PK - check back through Shade's threads, he's posted screenshots of every page of the tutorial before in an effort to improve it

Pheather May 7 2008 8:11 PM EDT

Another suggestion would be to give a lesser tattoo to new players. This tattoo would be untradable, and be free to re-ink. I'm not sure when to give this out, maybe the mentors could after helping them with their strategy, or specific people in chat helping the new player out with their strategy. A level cap of 50,000 would be implemented so the newbie can't use it forever. (It's lesser anyways, so they probably won't want to stick with it). They could sell this to the store at the regular price that all lesser tattoos sell at, except it would dissapear once sold.
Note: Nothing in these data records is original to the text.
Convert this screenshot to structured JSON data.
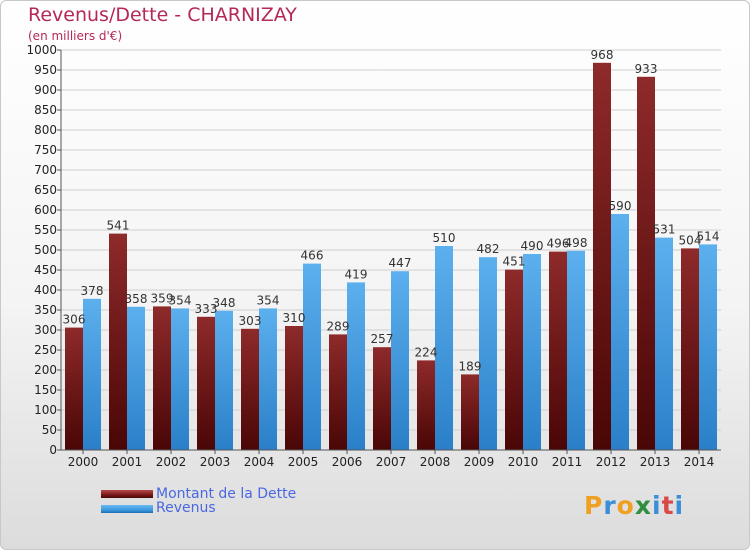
{
  "header": {
    "title": "Revenus/Dette - CHARNIZAY",
    "subtitle": "(en milliers d'€)"
  },
  "legend": {
    "debt_label": "Montant de la Dette",
    "revenue_label": "Revenus"
  },
  "logo": {
    "text": "Proxiti"
  },
  "colors": {
    "debt": "#7a1a1a",
    "revenue": "#3d9ae0",
    "title": "#b5285a",
    "legend_text": "#4a68e0"
  },
  "chart_data": {
    "type": "bar",
    "title": "Revenus/Dette - CHARNIZAY",
    "subtitle": "(en milliers d'€)",
    "categories": [
      "2000",
      "2001",
      "2002",
      "2003",
      "2004",
      "2005",
      "2006",
      "2007",
      "2008",
      "2009",
      "2010",
      "2011",
      "2012",
      "2013",
      "2014"
    ],
    "series": [
      {
        "name": "Montant de la Dette",
        "values": [
          306,
          541,
          359,
          333,
          303,
          310,
          289,
          257,
          224,
          189,
          451,
          496,
          968,
          933,
          504
        ],
        "labels": [
          "306",
          "541",
          "359",
          "333",
          "303",
          "310",
          "289",
          "257",
          "224",
          "189",
          "451",
          "496",
          "968",
          "933",
          "504"
        ]
      },
      {
        "name": "Revenus",
        "values": [
          378,
          358,
          354,
          348,
          354,
          466,
          419,
          447,
          510,
          482,
          490,
          498,
          590,
          531,
          514
        ],
        "labels": [
          "378",
          "358",
          "354",
          "348",
          "354",
          "466",
          "419",
          "447",
          "510",
          "482",
          "490",
          "498",
          "590",
          "531",
          "514"
        ]
      }
    ],
    "ylim": [
      0,
      1000
    ],
    "yticks": [
      0,
      50,
      100,
      150,
      200,
      250,
      300,
      350,
      400,
      450,
      500,
      550,
      600,
      650,
      700,
      750,
      800,
      850,
      900,
      950,
      1000
    ],
    "grid": true,
    "legend": "bottom-left"
  }
}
lostling May 7 2008 8:16 PM EDT

make the character used during the tutorial a "ghost" character...

Wizard'sFirstRule May 8 2008 2:16 AM EDT

I think that's the old one, that's not how I remember my tutorial look like.
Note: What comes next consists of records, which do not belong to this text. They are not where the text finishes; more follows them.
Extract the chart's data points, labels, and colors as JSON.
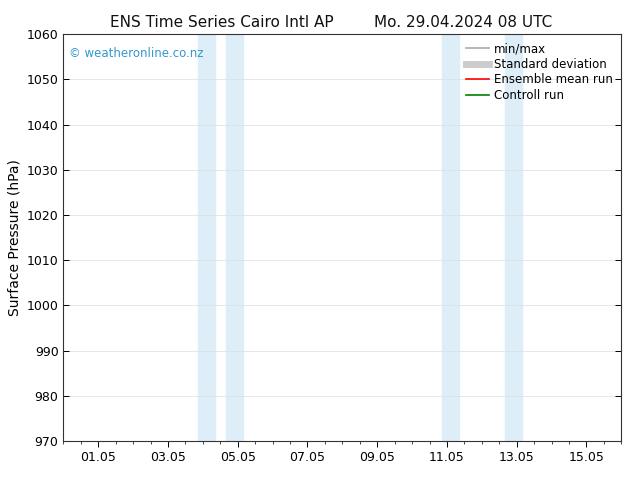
{
  "title_left": "ENS Time Series Cairo Intl AP",
  "title_right": "Mo. 29.04.2024 08 UTC",
  "ylabel": "Surface Pressure (hPa)",
  "ylim": [
    970,
    1060
  ],
  "yticks": [
    970,
    980,
    990,
    1000,
    1010,
    1020,
    1030,
    1040,
    1050,
    1060
  ],
  "xlim_start": 0.0,
  "xlim_end": 16.0,
  "xtick_positions": [
    1.0,
    3.0,
    5.0,
    7.0,
    9.0,
    11.0,
    13.0,
    15.0
  ],
  "xtick_labels": [
    "01.05",
    "03.05",
    "05.05",
    "07.05",
    "09.05",
    "11.05",
    "13.05",
    "15.05"
  ],
  "shaded_bands": [
    {
      "x_start": 3.85,
      "x_end": 4.35
    },
    {
      "x_start": 4.65,
      "x_end": 5.15
    },
    {
      "x_start": 10.85,
      "x_end": 11.35
    },
    {
      "x_start": 12.65,
      "x_end": 13.15
    }
  ],
  "shaded_color": "#ddeef8",
  "background_color": "#ffffff",
  "grid_color": "#dddddd",
  "watermark_text": "© weatheronline.co.nz",
  "watermark_color": "#3399cc",
  "legend_entries": [
    {
      "label": "min/max",
      "color": "#aaaaaa",
      "lw": 1.2,
      "style": "solid"
    },
    {
      "label": "Standard deviation",
      "color": "#cccccc",
      "lw": 5,
      "style": "solid"
    },
    {
      "label": "Ensemble mean run",
      "color": "#ff0000",
      "lw": 1.2,
      "style": "solid"
    },
    {
      "label": "Controll run",
      "color": "#008000",
      "lw": 1.2,
      "style": "solid"
    }
  ],
  "title_fontsize": 11,
  "axis_label_fontsize": 10,
  "tick_fontsize": 9,
  "legend_fontsize": 8.5
}
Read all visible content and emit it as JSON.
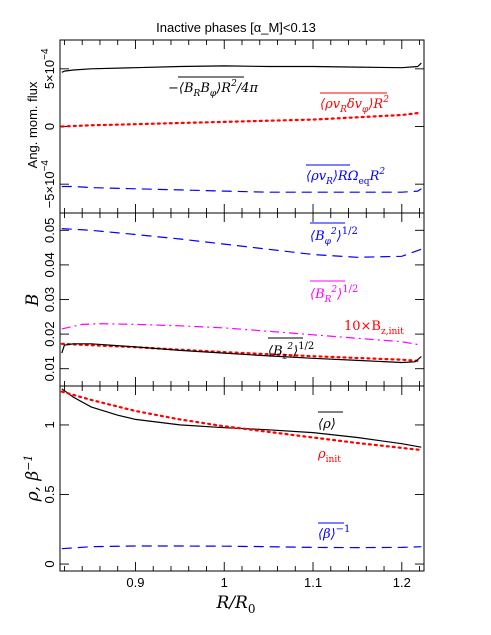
{
  "title": "Inactive phases [α_M]<0.13",
  "xlabel": "R/R0",
  "xticks": [
    "0.9",
    "1",
    "1.1",
    "1.2"
  ],
  "colors": {
    "black": "#000000",
    "red": "#ff0000",
    "blue": "#0000ff",
    "magenta": "#ff00ff"
  },
  "chart_data": [
    {
      "type": "line",
      "panel": "top",
      "ylabel": "Ang. mom. flux",
      "xlim": [
        0.815,
        1.225
      ],
      "ylim": [
        -0.00075,
        0.00075
      ],
      "yticks": [
        {
          "value": -0.0005,
          "label": "−5×10^−4"
        },
        {
          "value": 0,
          "label": "0"
        },
        {
          "value": 0.0005,
          "label": "5×10^−4"
        }
      ],
      "series": [
        {
          "name": "−⟨B_R B_φ⟩R²/4π",
          "color": "#000000",
          "style": "solid",
          "x": [
            0.817,
            0.82,
            0.83,
            0.85,
            0.9,
            0.95,
            1.0,
            1.05,
            1.1,
            1.15,
            1.2,
            1.218,
            1.222
          ],
          "y": [
            0.00047,
            0.00048,
            0.00049,
            0.0005,
            0.00051,
            0.00052,
            0.000525,
            0.00052,
            0.00052,
            0.000515,
            0.00051,
            0.00052,
            0.00055
          ]
        },
        {
          "name": "⟨ρ v_R δv_φ⟩R²",
          "color": "#ff0000",
          "style": "dotted",
          "x": [
            0.817,
            0.85,
            0.9,
            0.95,
            1.0,
            1.05,
            1.1,
            1.15,
            1.2,
            1.222
          ],
          "y": [
            0.0,
            1e-05,
            2e-05,
            3e-05,
            4e-05,
            5e-05,
            6e-05,
            8e-05,
            0.0001,
            0.00012
          ]
        },
        {
          "name": "⟨ρ v_R⟩RΩ_eq R²",
          "color": "#0000ff",
          "style": "dashed",
          "x": [
            0.817,
            0.83,
            0.85,
            0.9,
            0.95,
            1.0,
            1.05,
            1.1,
            1.15,
            1.2,
            1.218,
            1.222
          ],
          "y": [
            -0.00052,
            -0.00052,
            -0.00053,
            -0.00054,
            -0.00055,
            -0.00056,
            -0.00057,
            -0.00057,
            -0.00057,
            -0.00057,
            -0.00056,
            -0.00054
          ]
        }
      ],
      "annotations": [
        {
          "text": "−⟨B_R B_φ⟩R²/4π",
          "color": "#000000"
        },
        {
          "text": "⟨ρ v_R δv_φ⟩R²",
          "color": "#ff0000"
        },
        {
          "text": "⟨ρ v_R⟩RΩ_eq R²",
          "color": "#0000ff"
        }
      ]
    },
    {
      "type": "line",
      "panel": "middle",
      "ylabel": "B",
      "xlim": [
        0.815,
        1.225
      ],
      "ylim": [
        0.005,
        0.055
      ],
      "yticks": [
        {
          "value": 0.01,
          "label": "0.01"
        },
        {
          "value": 0.02,
          "label": "0.02"
        },
        {
          "value": 0.03,
          "label": "0.03"
        },
        {
          "value": 0.04,
          "label": "0.04"
        },
        {
          "value": 0.05,
          "label": "0.05"
        }
      ],
      "series": [
        {
          "name": "⟨B_φ²⟩^1/2",
          "color": "#0000ff",
          "style": "dashed",
          "x": [
            0.817,
            0.85,
            0.9,
            0.95,
            1.0,
            1.05,
            1.1,
            1.15,
            1.2,
            1.222
          ],
          "y": [
            0.0505,
            0.05,
            0.0488,
            0.0475,
            0.046,
            0.0445,
            0.043,
            0.0422,
            0.0425,
            0.0445
          ]
        },
        {
          "name": "⟨B_R²⟩^1/2",
          "color": "#ff00ff",
          "style": "dashdot",
          "x": [
            0.817,
            0.84,
            0.86,
            0.9,
            0.95,
            1.0,
            1.05,
            1.1,
            1.15,
            1.2,
            1.222
          ],
          "y": [
            0.0215,
            0.0228,
            0.023,
            0.0228,
            0.0224,
            0.0218,
            0.0208,
            0.0198,
            0.0188,
            0.0178,
            0.0168
          ]
        },
        {
          "name": "10×B_z,init",
          "color": "#ff0000",
          "style": "dotted",
          "x": [
            0.817,
            0.85,
            0.9,
            0.95,
            1.0,
            1.05,
            1.1,
            1.15,
            1.2,
            1.222
          ],
          "y": [
            0.0172,
            0.0168,
            0.0162,
            0.0155,
            0.0148,
            0.0142,
            0.0136,
            0.0131,
            0.0126,
            0.0122
          ]
        },
        {
          "name": "⟨B_z²⟩^1/2",
          "color": "#000000",
          "style": "solid",
          "x": [
            0.817,
            0.82,
            0.83,
            0.85,
            0.9,
            0.95,
            1.0,
            1.05,
            1.1,
            1.15,
            1.2,
            1.215,
            1.222
          ],
          "y": [
            0.0145,
            0.0168,
            0.0172,
            0.0172,
            0.0163,
            0.0153,
            0.0145,
            0.0137,
            0.013,
            0.0124,
            0.0118,
            0.012,
            0.0135
          ]
        }
      ],
      "annotations": [
        {
          "text": "⟨B_φ²⟩^1/2",
          "color": "#0000ff"
        },
        {
          "text": "⟨B_R²⟩^1/2",
          "color": "#ff00ff"
        },
        {
          "text": "10×B_z,init",
          "color": "#ff0000"
        },
        {
          "text": "⟨B_z²⟩^1/2",
          "color": "#000000"
        }
      ]
    },
    {
      "type": "line",
      "panel": "bottom",
      "ylabel": "ρ, β^−1",
      "xlim": [
        0.815,
        1.225
      ],
      "ylim": [
        -0.05,
        1.28
      ],
      "yticks": [
        {
          "value": 0,
          "label": "0"
        },
        {
          "value": 0.5,
          "label": "0.5"
        },
        {
          "value": 1,
          "label": "1"
        }
      ],
      "series": [
        {
          "name": "⟨ρ⟩",
          "color": "#000000",
          "style": "solid",
          "x": [
            0.817,
            0.83,
            0.85,
            0.88,
            0.9,
            0.95,
            1.0,
            1.05,
            1.1,
            1.15,
            1.2,
            1.222
          ],
          "y": [
            1.26,
            1.2,
            1.13,
            1.07,
            1.04,
            1.0,
            0.98,
            0.965,
            0.945,
            0.91,
            0.865,
            0.84
          ]
        },
        {
          "name": "ρ_init",
          "color": "#ff0000",
          "style": "dotted",
          "x": [
            0.817,
            0.85,
            0.9,
            0.95,
            1.0,
            1.05,
            1.1,
            1.15,
            1.2,
            1.222
          ],
          "y": [
            1.24,
            1.18,
            1.1,
            1.04,
            0.99,
            0.95,
            0.91,
            0.87,
            0.835,
            0.82
          ]
        },
        {
          "name": "⟨β⟩^−1",
          "color": "#0000ff",
          "style": "dashed",
          "x": [
            0.817,
            0.85,
            0.9,
            0.95,
            1.0,
            1.05,
            1.1,
            1.15,
            1.2,
            1.222
          ],
          "y": [
            0.11,
            0.125,
            0.13,
            0.13,
            0.128,
            0.125,
            0.12,
            0.118,
            0.12,
            0.125
          ]
        }
      ],
      "annotations": [
        {
          "text": "⟨ρ⟩",
          "color": "#000000"
        },
        {
          "text": "ρ_init",
          "color": "#ff0000"
        },
        {
          "text": "⟨β⟩^−1",
          "color": "#0000ff"
        }
      ]
    }
  ]
}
TheHatchetman May 11 2008 2:05 PM EDT

Perhaps even a minor rework to the ToS... It really doesn't say much, so you could just make it a buncha checkboxes, so you're a little more sure that people read it, especially if you throw in an oddball :P Like, instead of:


* Carnage Blender is used by many people around the world. Competitive behavior is expected but users are asked to 'keep it PG' (i.e., civil and non-profane). This extends to character names as well as discussion posts and chat.
* You agree that all Carnage Blender accounts, characters, and items are and remain the property of Jonathan Ellis.
* You agree to use one and only one account.
* You agree not to share access to the CB account you use.
* You understand that any account on Carnage Blender may be modified or deleted at any time for any or no reason.


[] I Agree....


you could use:


[] Carnage Blender is used by many people around the world. Competitive behavior is expected but users are asked to 'keep it PG' (i.e., civil and non-profane). This extends to character names as well as discussion posts and chat.
[] I agree that all Carnage Blender accounts, characters, and items are and remain the property of Jonathan Ellis.
[] I am not interested in reading the rules or playing this game
[] I agree to use one and only one account.
[] I agree not to share access to the CB account you use.
[] I understand that any account on Carnage Blender may be modified or deleted at any time for any or no reason.

forktoad May 11 2008 2:44 PM EDT

I have realised that as a player when I first joined CB I was impatient enough to skip almost everything and get down to the playing. This caused me a lot of problems in the latter days as a NUB. But now that I think of it I reckon it should be made mandatory for all NUBs to tinker around with ghost characters on the first day and chat as much as possible to understand the basics of the game. Also free retrains on the first day to be able to use different strats and free XP of around 15k to understand different skills.